Two Worlds

David Daiches

Two Worlds by David Daiches (eBook ISBN 9781847675248) book cover

Available as eBook

Foreword by David Daiches with an additional essay, ‘Promised Lands’

In this captivating autobiography of his childhood and student years David Daiches recalls a unique period between the two world wars. There was something very special about the Scottish-Jewish interchange in those years. It has had its counterparts in other cultures yet few have been captured so vividly or with such insight peculiar to the very young.

Daiches was one of the sons of Edinburgh’s chief Rabbi. In their home, a quiet dark hub of foreign faith, memories of light and festivity predominated. Illustrious visitors from every corner of the globe would call on the distinguished Rabbi and the sons of the house would argue cheerfully with these itinerant scholars and diplomats.

School was Scottish, Presbyterian, with its characteristics smell of wood, chalk, ink and schoolbag leather. Daiches did not play games, sing hymns, wear the ubiquitous school shorts or socialise after school yet not only did he survive these tribulations, he excelled. ‘The two cultures of my childhood … I was equally at home in both. That was my good fortune and I have never ceased to be grateful for it.’

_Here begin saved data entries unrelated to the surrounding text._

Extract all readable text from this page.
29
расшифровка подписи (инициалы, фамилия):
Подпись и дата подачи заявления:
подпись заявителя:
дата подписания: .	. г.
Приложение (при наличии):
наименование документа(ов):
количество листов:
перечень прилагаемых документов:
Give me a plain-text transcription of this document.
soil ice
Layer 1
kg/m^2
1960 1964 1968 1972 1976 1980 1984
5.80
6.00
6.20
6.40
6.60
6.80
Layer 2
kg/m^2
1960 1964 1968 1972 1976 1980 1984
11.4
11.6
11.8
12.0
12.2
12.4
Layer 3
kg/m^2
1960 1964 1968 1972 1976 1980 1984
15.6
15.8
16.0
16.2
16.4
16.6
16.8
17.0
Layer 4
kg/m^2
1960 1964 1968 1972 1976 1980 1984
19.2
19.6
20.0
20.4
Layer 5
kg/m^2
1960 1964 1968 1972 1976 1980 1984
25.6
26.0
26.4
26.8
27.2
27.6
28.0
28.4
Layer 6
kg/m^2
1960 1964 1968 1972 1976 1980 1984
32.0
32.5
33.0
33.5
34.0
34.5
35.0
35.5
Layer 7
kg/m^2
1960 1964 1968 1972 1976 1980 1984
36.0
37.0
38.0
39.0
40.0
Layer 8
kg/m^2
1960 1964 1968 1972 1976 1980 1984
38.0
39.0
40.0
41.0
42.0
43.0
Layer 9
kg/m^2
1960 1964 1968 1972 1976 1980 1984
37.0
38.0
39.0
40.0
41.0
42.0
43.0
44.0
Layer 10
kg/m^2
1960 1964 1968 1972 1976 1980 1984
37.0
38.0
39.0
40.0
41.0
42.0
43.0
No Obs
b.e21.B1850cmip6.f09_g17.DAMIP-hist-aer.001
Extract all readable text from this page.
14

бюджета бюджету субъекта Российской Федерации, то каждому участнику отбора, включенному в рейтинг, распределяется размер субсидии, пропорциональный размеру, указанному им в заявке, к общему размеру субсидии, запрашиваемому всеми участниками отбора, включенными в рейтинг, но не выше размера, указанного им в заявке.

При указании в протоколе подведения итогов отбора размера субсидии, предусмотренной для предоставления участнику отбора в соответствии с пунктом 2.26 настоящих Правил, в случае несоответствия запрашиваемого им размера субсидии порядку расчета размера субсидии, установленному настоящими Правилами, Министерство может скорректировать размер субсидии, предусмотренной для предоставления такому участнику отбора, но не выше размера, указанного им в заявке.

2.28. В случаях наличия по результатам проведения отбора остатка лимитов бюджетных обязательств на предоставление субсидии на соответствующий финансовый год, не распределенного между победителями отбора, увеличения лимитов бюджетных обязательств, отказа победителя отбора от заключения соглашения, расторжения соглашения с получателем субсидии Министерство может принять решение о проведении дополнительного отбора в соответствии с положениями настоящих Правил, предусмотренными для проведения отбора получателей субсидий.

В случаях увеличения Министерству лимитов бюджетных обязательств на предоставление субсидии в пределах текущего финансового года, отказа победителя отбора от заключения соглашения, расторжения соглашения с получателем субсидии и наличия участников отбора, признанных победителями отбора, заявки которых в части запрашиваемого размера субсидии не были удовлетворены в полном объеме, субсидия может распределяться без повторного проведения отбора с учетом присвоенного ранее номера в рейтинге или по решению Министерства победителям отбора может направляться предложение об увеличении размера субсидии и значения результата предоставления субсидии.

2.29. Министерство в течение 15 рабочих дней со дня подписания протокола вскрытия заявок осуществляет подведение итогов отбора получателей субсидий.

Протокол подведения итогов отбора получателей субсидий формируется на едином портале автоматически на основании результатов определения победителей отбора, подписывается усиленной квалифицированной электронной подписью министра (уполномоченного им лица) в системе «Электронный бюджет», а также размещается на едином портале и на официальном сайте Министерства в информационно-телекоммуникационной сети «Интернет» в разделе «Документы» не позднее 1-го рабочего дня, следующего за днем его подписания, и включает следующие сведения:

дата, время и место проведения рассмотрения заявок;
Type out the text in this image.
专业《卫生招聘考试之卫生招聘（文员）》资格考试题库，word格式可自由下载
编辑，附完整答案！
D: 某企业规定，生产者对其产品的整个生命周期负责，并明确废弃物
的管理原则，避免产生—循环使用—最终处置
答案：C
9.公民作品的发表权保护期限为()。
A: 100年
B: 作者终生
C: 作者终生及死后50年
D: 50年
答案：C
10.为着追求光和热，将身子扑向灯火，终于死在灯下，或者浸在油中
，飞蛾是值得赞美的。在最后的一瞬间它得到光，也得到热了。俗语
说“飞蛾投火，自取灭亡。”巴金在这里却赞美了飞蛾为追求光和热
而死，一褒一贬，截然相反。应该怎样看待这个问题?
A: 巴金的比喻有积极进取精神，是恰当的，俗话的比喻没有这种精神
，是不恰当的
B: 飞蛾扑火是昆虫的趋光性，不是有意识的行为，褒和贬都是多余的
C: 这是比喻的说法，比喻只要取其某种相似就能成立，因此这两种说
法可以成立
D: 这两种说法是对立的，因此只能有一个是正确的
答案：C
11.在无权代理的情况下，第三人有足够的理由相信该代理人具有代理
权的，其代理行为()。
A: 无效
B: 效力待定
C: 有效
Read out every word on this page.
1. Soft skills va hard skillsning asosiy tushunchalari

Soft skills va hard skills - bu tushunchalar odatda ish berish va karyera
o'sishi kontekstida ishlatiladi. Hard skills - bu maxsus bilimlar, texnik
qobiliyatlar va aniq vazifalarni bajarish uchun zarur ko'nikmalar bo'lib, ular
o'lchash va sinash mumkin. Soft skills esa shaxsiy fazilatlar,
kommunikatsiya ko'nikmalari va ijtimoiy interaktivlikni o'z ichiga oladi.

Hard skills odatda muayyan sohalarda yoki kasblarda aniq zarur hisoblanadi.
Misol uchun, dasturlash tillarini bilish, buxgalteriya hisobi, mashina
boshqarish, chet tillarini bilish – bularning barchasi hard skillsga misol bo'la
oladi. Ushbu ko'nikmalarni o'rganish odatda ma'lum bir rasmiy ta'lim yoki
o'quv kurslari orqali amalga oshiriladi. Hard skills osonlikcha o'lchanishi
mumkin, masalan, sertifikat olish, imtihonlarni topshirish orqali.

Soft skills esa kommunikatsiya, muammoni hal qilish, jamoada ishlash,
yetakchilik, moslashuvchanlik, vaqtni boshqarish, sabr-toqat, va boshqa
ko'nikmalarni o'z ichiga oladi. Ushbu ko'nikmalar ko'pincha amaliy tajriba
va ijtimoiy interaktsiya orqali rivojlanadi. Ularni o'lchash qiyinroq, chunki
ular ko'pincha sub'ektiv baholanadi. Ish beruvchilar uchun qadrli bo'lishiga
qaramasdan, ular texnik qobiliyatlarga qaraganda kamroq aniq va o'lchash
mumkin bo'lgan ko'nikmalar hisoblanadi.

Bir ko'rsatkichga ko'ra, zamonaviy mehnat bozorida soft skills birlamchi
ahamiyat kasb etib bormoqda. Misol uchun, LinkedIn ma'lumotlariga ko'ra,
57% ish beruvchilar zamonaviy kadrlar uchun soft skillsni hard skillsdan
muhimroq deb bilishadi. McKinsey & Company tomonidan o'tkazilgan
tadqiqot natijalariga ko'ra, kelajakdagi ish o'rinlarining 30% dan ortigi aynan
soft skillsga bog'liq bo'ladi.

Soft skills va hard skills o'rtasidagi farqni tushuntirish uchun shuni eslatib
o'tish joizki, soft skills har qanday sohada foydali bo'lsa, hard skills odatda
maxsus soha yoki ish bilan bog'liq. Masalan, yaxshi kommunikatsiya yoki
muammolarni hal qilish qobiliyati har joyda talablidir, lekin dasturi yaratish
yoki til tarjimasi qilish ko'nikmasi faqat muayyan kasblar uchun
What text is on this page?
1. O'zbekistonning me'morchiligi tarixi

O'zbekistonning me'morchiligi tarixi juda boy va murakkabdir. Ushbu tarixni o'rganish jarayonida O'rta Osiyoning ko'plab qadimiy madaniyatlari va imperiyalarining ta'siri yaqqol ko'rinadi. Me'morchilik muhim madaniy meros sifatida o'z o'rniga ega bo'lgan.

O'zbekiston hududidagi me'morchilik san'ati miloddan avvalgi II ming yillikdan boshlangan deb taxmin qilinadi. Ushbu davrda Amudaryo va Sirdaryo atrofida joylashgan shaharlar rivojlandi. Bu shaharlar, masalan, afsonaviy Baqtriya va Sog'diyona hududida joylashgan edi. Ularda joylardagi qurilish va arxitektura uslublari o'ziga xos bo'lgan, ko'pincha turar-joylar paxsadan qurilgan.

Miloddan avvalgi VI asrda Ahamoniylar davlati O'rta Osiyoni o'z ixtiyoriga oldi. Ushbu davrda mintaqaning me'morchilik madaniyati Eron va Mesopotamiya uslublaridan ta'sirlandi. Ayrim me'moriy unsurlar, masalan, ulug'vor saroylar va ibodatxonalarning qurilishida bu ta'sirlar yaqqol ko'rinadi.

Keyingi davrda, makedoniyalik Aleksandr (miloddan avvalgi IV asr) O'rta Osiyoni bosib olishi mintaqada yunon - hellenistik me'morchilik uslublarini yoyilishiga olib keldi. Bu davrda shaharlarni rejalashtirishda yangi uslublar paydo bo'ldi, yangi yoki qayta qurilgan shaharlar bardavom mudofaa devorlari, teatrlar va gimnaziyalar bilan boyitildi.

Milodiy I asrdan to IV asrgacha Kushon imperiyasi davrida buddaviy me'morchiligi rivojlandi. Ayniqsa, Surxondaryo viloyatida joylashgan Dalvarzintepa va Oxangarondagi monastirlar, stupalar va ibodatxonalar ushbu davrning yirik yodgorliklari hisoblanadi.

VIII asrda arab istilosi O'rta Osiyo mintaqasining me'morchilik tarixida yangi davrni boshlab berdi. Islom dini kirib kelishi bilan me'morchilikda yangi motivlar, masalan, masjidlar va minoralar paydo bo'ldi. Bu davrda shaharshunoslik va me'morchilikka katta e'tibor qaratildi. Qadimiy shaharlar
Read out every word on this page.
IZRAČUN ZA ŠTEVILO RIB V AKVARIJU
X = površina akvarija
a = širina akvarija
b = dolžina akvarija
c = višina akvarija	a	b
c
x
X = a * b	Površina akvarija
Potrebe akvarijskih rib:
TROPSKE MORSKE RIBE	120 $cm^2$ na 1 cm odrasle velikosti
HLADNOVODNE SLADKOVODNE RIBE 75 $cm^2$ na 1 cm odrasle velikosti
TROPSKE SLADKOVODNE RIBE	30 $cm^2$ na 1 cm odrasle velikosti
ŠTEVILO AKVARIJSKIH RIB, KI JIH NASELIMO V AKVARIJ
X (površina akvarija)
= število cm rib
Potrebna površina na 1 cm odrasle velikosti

‘Promised Lands’ is a moving memoir of the author’s father and a timely meditation on exile, pluralism and synthesis, and on the need to welcome and also to balance the vital cultural differences which show us what we are and how we all belong to the imagined community of Scotland.


David Daiches

David Daiches was born in Sunderland in 1912, and his childhood and youth were spent in Edinburgh where his father, Rabbi Dr Salis Daiches, was a distinguished member of the Jewish community. These formative years are finely and affectionately recollected in his autobiographical memoir from 1956, Two Worlds. Educated at George Watson’s, Edinburgh university and Balliol College, Oxford, with postgraduate degrees from both Oxford and Cambridge, David Daiches has become a leading scholar and critic, widely known and well-loved.

Professor of English at the University of Sussex from 1961 to 1977, he has travelled widely and received further honours from the Universities of Edinburgh, Glasgow, Stirling and the Sorbonne. With over forty books to his name, he has written on a host of subjects, from Virginia Woolf to Willa Cather, from Burns, Scott, Boswell and Stevenson to Milton, Moses, and the Bible. He has produced distinguished literary and critical histories and a popular study of Scotch whisky.